The United States Navy has signed an energy savings performance contract (ESPC) with Johnson Controls to make the naval base in Guam more energy efficient and help reduce the base’s overall environmental impact.
The project includes a large-scale photovoltaic power generation system and energy efficient air conditioning systems. It’s expected to reduce annual energy costs by $1.7 million while reducing carbon emissions. The energy conversion measures are expected to reduce the base’s electricity consumption, with an estimated 3 percent coming from renewable energy sources.
“This project is a major step towards the Navy’s mission of reducing facility energy consumption and emissions at our Guam base,” said Capt. Paul Fuligni, Naval Facilities Engineering Command, Marianas commanding officer.
The project includes retrofitting more than 9,000 lighting fixtures and 87 air handlers, as well as installing a Metasys building management system to serve the base’s 49 buildings.
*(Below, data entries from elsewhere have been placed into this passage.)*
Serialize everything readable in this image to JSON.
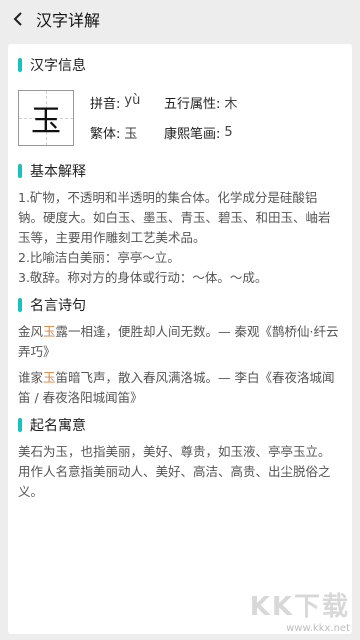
{
  "header": {
    "title": "汉字详解",
    "back_icon": "chevron-left-icon"
  },
  "info": {
    "section_title": "汉字信息",
    "character": "玉",
    "pinyin_label": "拼音:",
    "pinyin": "yù",
    "wuxing_label": "五行属性:",
    "wuxing": "木",
    "traditional_label": "繁体:",
    "traditional": "玉",
    "strokes_label": "康熙笔画:",
    "strokes": "5"
  },
  "basic": {
    "section_title": "基本解释",
    "lines": [
      "1.矿物，不透明和半透明的集合体。化学成分是硅酸铝钠。硬度大。如白玉、墨玉、青玉、碧玉、和田玉、岫岩玉等，主要用作雕刻工艺美术品。",
      "2.比喻洁白美丽：亭亭～立。",
      "3.敬辞。称对方的身体或行动：～体。～成。"
    ]
  },
  "quotes": {
    "section_title": "名言诗句",
    "items": [
      {
        "pre": "金风",
        "hl": "玉",
        "post": "露一相逢，便胜却人间无数。— 秦观《鹊桥仙·纤云弄巧》"
      },
      {
        "pre": "谁家",
        "hl": "玉",
        "post": "笛暗飞声，散入春风满洛城。— 李白《春夜洛城闻笛 / 春夜洛阳城闻笛》"
      }
    ]
  },
  "naming": {
    "section_title": "起名寓意",
    "text": "美石为玉，也指美丽，美好、尊贵，如玉液、亭亭玉立。用作人名意指美丽动人、美好、高洁、高贵、出尘脱俗之义。"
  },
  "watermark": {
    "text": "KK下载",
    "url": "www.kkx.net"
  },
  "colors": {
    "accent": "#16c1bf",
    "highlight": "#d9823c"
  }
}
The ESPC allows the base to significantly reduce its utility costs and carbon footprint while using those savings to repay the project capital investment over the term of the contract without increasing its operating budget. Funds that would normally pay for monthly utility (electric and gas) expenses will be redirected to repay the capital investment on the project.
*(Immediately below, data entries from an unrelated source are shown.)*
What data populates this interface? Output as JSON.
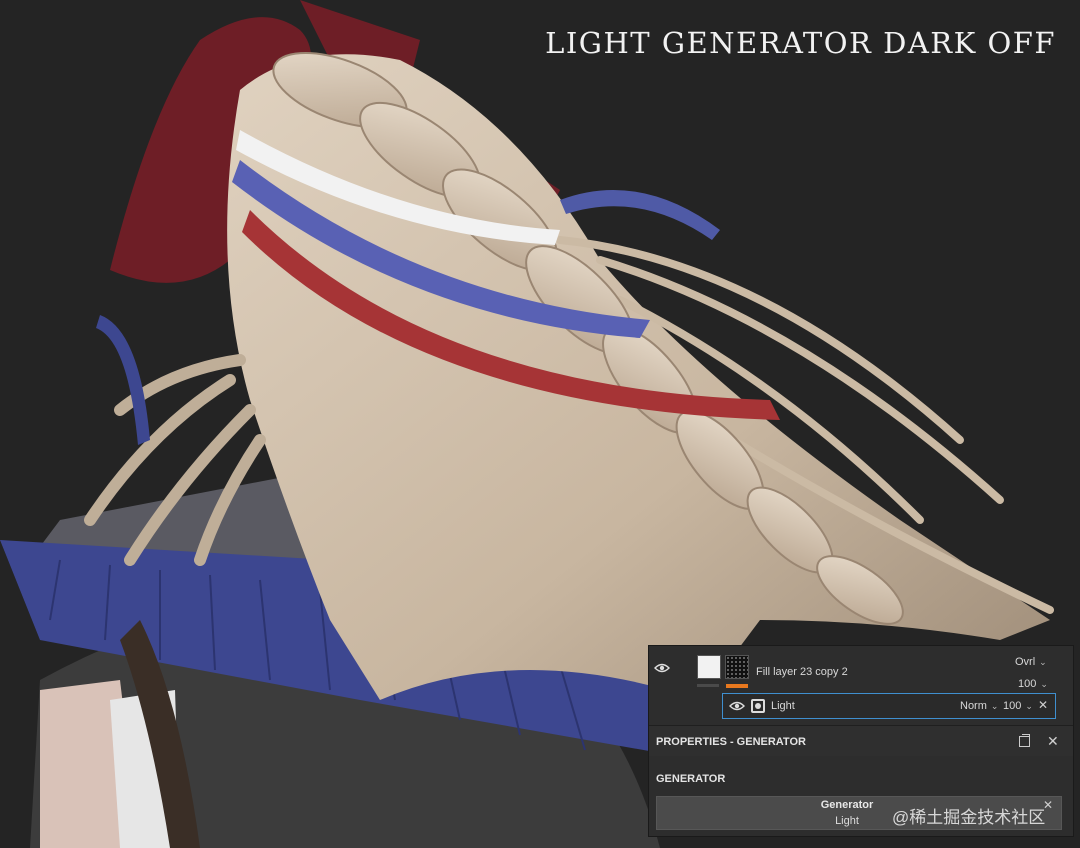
{
  "overlay": {
    "title": "LIGHT GENERATOR DARK OFF"
  },
  "layers": {
    "fill_layer": {
      "name": "Fill layer 23 copy 2",
      "blend_mode": "Ovrl",
      "opacity": "100"
    },
    "effect": {
      "name": "Light",
      "blend_mode": "Norm",
      "opacity": "100"
    }
  },
  "properties": {
    "title": "PROPERTIES - GENERATOR",
    "section": "GENERATOR",
    "generator_name": "Generator",
    "generator_value": "Light"
  },
  "watermark": "@稀土掘金技术社区",
  "colors": {
    "selection": "#3f8fcf",
    "orange_accent": "#e8781e"
  }
}
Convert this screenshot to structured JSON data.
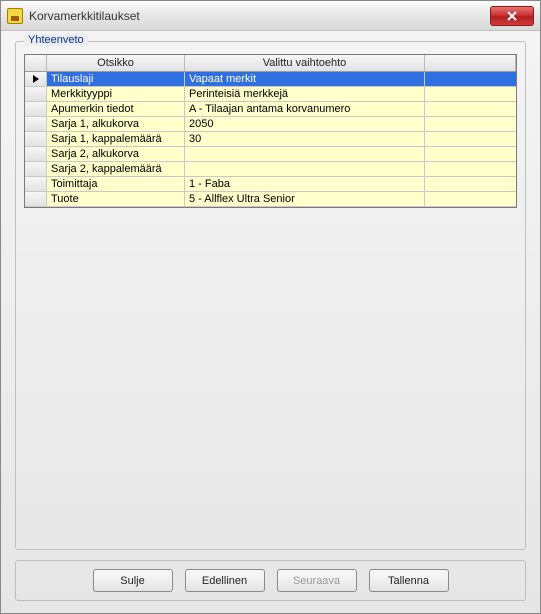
{
  "window": {
    "title": "Korvamerkkitilaukset"
  },
  "groupbox": {
    "label": "Yhteenveto"
  },
  "grid": {
    "headers": {
      "col1": "Otsikko",
      "col2": "Valittu vaihtoehto"
    },
    "rows": [
      {
        "label": "Tilauslaji",
        "value": "Vapaat merkit",
        "selected": true
      },
      {
        "label": "Merkkityyppi",
        "value": "Perinteisiä merkkejä",
        "selected": false
      },
      {
        "label": "Apumerkin tiedot",
        "value": "A - Tilaajan antama korvanumero",
        "selected": false
      },
      {
        "label": "Sarja 1, alkukorva",
        "value": "2050",
        "selected": false
      },
      {
        "label": "Sarja 1, kappalemäärä",
        "value": "30",
        "selected": false
      },
      {
        "label": "Sarja 2, alkukorva",
        "value": "",
        "selected": false
      },
      {
        "label": "Sarja 2, kappalemäärä",
        "value": "",
        "selected": false
      },
      {
        "label": "Toimittaja",
        "value": "1 - Faba",
        "selected": false
      },
      {
        "label": "Tuote",
        "value": "5 - Allflex Ultra Senior",
        "selected": false
      }
    ]
  },
  "buttons": {
    "close": "Sulje",
    "prev": "Edellinen",
    "next": "Seuraava",
    "save": "Tallenna"
  }
}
“This project is a great example of combining renewable energy technology with innovative energy conservation solutions,” said Mark Wagner, vice president of government affairs with Johnson Controls. “We greatly appreciate the opportunity to help the Navy work toward its goal of achieving 25 percent of its energy needs from renewable sources by 2025.”
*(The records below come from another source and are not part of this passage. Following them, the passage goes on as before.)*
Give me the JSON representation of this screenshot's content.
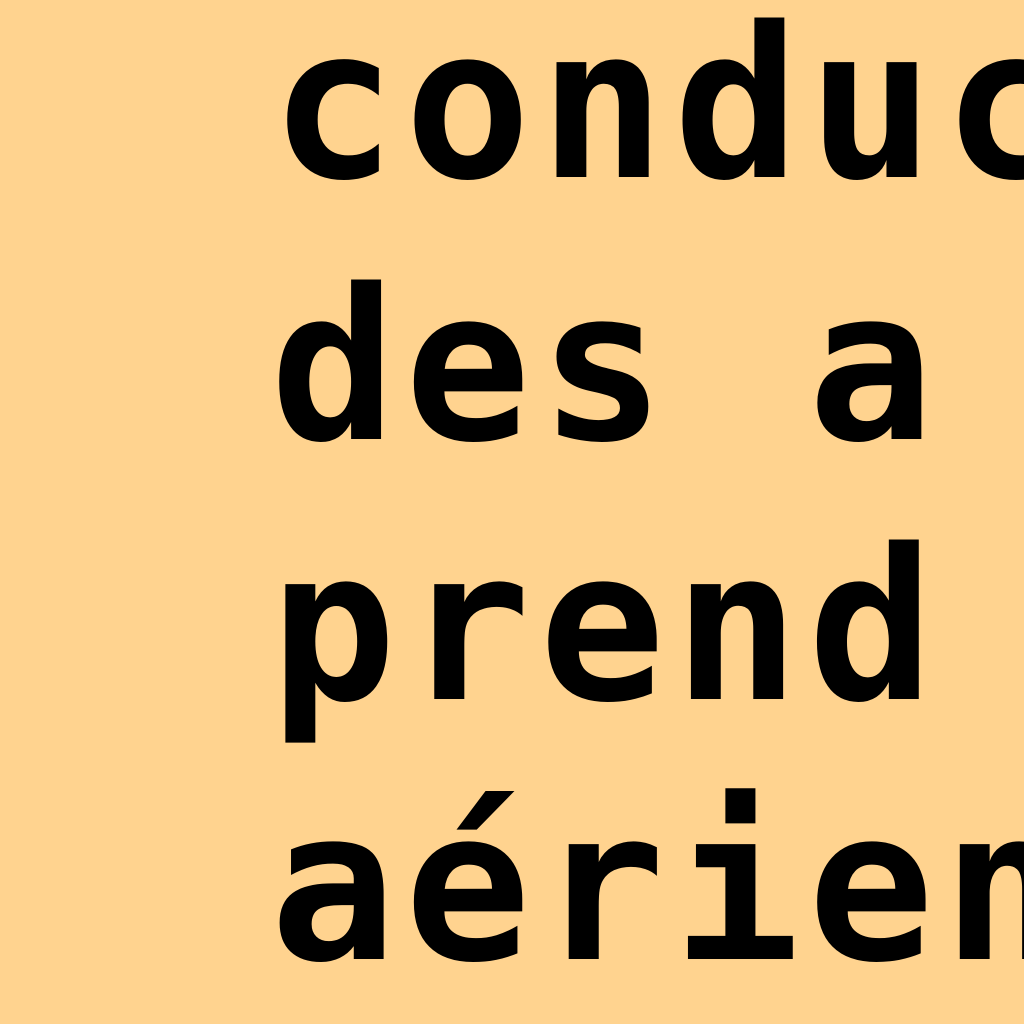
{
  "colors": {
    "background": "#FFD38F",
    "text": "#000000"
  },
  "lines": [
    "conduc",
    "des a",
    "prend",
    "aériens"
  ]
}
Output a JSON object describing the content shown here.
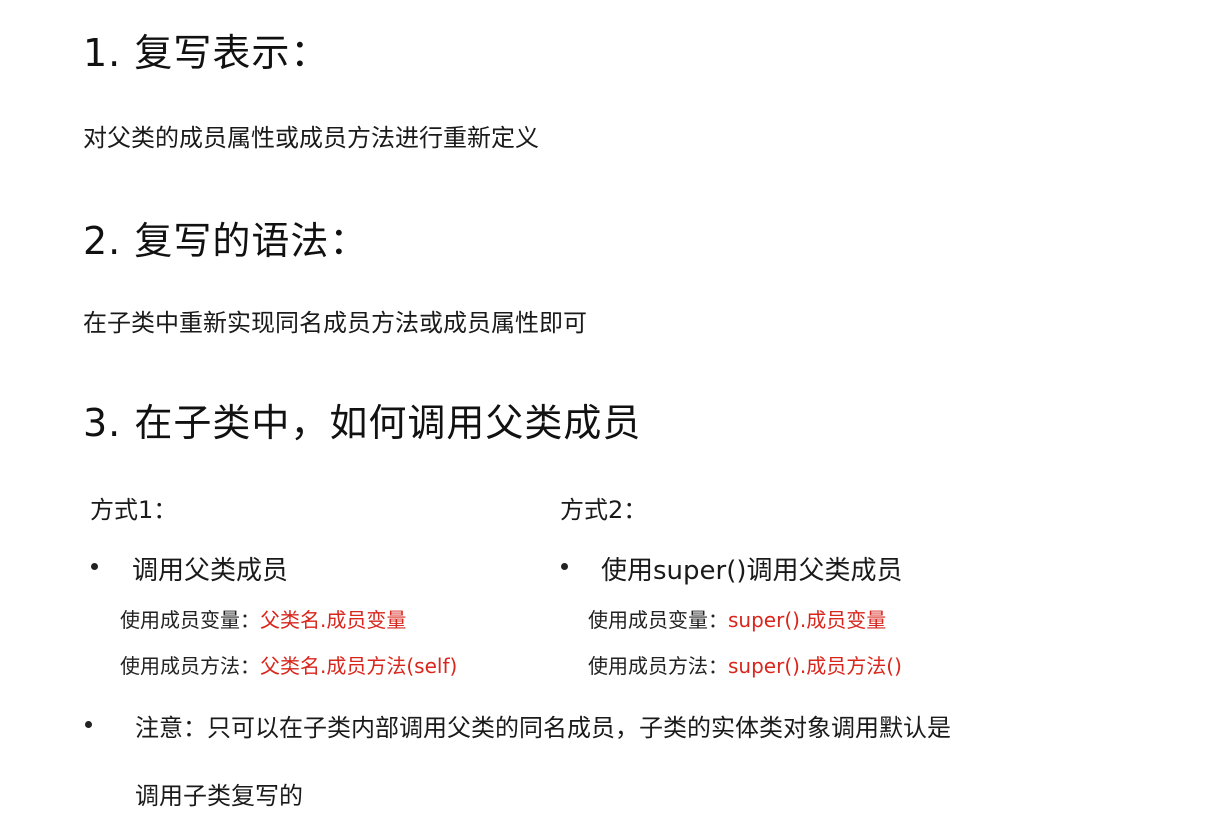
{
  "section1": {
    "heading": "1. 复写表示：",
    "text": "对父类的成员属性或成员方法进行重新定义"
  },
  "section2": {
    "heading": "2. 复写的语法：",
    "text": "在子类中重新实现同名成员方法或成员属性即可"
  },
  "section3": {
    "heading": "3. 在子类中，如何调用父类成员",
    "way1": {
      "title": "方式1：",
      "bullet": "调用父类成员",
      "var_label": "使用成员变量：",
      "var_code": "父类名.成员变量",
      "method_label": "使用成员方法：",
      "method_code": "父类名.成员方法(self)"
    },
    "way2": {
      "title": "方式2：",
      "bullet": "使用super()调用父类成员",
      "var_label": "使用成员变量：",
      "var_code": "super().成员变量",
      "method_label": "使用成员方法：",
      "method_code": "super().成员方法()"
    },
    "note_line1": "注意：只可以在子类内部调用父类的同名成员，子类的实体类对象调用默认是",
    "note_line2": "调用子类复写的"
  },
  "colors": {
    "highlight": "#d9261c",
    "text": "#1a1a1a"
  }
}
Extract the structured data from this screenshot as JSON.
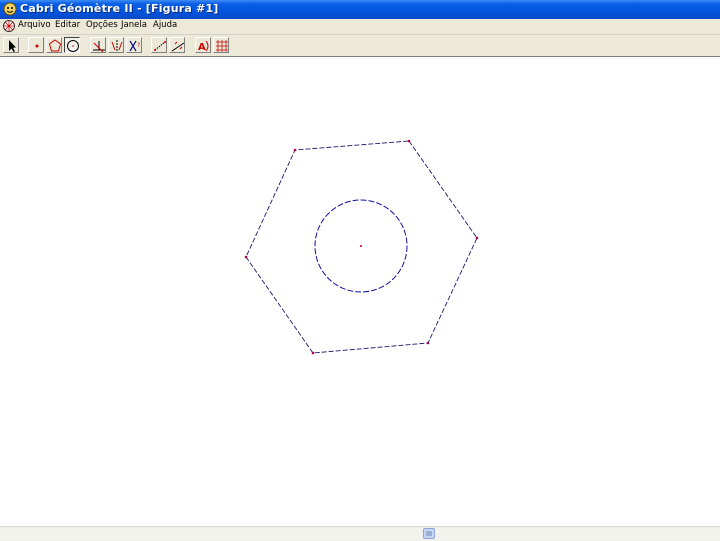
{
  "window": {
    "title": "Cabri Géomètre II - [Figura #1]"
  },
  "menu": [
    "Arquivo",
    "Editar",
    "Opções",
    "Janela",
    "Ajuda"
  ],
  "toolbar": {
    "tools": [
      {
        "icon": "pointer-icon"
      },
      {
        "icon": "point-icon"
      },
      {
        "icon": "regular-polygon-icon"
      },
      {
        "icon": "circle-icon",
        "selected": true
      },
      {
        "icon": "perpendicular-line-icon"
      },
      {
        "icon": "symmetry-icon"
      },
      {
        "icon": "check-property-icon"
      },
      {
        "icon": "measure-icon"
      },
      {
        "icon": "calculate-icon"
      },
      {
        "icon": "label-icon"
      },
      {
        "icon": "display-grid-icon"
      }
    ]
  },
  "figure": {
    "shapes": [
      "hexagon",
      "circle",
      "center-point"
    ],
    "colors": {
      "hexagon": "#1a1a6e",
      "vertex": "#b0004a",
      "circle": "#1010a0",
      "center": "#d00000"
    }
  },
  "scrollbar": {
    "horizontal": true
  }
}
Located about 7,500 miles from the U.S. mainland, the Navy base in Guam is often affected by inclement weather due its geographic location. The equipment used in the project is designed to handle tropical humidity, saltwater and the potential for typhoon winds in excess of 170 mph.
Energy enhancements to the base are increasingly important to reduce costs because of its anticipated growth of more than 25,000 new residents during the next few years, including military personnel, their dependents and associated support personnel.